Data from: Harsh conditions during early development influence telomere length in an altricial passerine: links with oxidative stress and corticosteroids
Cite this dataset
Gil, Diego et al. (2018). Data from: Harsh conditions during early development influence telomere length in an altricial passerine: links with oxidative stress and corticosteroids [Dataset]. Dryad. https://doi.org/10.5061/dryad.89p317f
Stress during early development can induce substantial long-term effects in organisms. In the case of birds, despite growth compensations, nestlings reared under harsh conditions typically show reduced survival chances in adulthood. It has been proposed that environmental early-life stressors could affect longevity via effects on telomere length, possibly mediated through oxidative stress. However, the link between these processes is not clear. In this study, we experimentally manipulated brood size in spotless starlings (Sturnus unicolor) to test the causal relationship between early stress, oxidative and corticosterone-mediated stress and telomere shortening.
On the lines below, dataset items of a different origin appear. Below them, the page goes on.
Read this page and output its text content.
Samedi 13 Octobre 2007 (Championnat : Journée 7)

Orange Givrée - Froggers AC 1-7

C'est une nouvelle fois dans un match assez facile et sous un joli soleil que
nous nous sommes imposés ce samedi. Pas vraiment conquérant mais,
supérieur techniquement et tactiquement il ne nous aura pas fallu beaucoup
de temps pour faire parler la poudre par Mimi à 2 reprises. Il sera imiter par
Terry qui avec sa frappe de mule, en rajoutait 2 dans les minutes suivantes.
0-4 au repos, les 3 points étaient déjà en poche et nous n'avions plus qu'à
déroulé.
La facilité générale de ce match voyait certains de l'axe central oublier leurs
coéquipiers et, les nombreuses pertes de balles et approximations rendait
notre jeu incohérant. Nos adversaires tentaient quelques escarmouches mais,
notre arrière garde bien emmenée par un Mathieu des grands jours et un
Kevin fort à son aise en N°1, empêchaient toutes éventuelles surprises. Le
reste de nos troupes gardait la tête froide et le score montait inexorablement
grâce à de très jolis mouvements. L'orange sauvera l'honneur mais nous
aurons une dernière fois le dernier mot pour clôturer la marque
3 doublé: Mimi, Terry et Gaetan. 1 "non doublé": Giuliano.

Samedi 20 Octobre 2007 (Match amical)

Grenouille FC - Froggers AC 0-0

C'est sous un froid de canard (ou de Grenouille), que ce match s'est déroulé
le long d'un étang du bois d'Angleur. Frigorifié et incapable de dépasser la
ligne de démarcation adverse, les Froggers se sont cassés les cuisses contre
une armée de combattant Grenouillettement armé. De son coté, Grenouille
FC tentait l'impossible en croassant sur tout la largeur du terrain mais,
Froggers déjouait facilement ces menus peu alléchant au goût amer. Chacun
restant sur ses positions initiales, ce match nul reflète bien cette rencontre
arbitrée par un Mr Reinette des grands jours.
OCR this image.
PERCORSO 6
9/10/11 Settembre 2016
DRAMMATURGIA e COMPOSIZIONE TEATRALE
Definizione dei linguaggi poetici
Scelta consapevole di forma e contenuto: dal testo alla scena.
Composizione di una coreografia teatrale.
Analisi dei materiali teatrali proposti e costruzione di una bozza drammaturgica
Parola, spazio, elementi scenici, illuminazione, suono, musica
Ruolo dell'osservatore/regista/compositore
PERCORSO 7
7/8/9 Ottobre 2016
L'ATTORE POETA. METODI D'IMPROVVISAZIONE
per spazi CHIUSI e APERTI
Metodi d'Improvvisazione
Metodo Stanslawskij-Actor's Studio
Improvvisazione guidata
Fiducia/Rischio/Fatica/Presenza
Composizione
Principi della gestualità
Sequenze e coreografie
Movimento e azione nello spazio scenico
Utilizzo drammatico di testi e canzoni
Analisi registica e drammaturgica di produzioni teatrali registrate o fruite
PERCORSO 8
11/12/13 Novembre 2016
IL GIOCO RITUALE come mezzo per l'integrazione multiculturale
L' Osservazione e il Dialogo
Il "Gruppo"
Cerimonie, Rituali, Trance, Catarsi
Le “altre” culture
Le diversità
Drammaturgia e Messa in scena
Our results show that experimentally enlarged brood sizes led to a reduction in morphometric development on nestlings, the effect being stronger for females than males. Additionally, basal corticosterone levels increased with increasing brood size in female nestlings. Neither plasma antioxidant status nor malondialdehyde levels (a marker of lipid peroxidation) were affected by experimental brood size, although the levels of a key intracellular antioxidant (glutathione) decreased with increasing brood size. We found that the treatment showed a quadratic effect on nestling telomere lengths, that were shortened either by increases or decreases of the original brood size. Our study provides experimental evidence for a link between developmental stress and telomere length, but does not support a direct causal link of this reduction with corticosterone or oxidative stress. We suggest that future studies should focus on how telomere length responds to additional markers of allostatic load.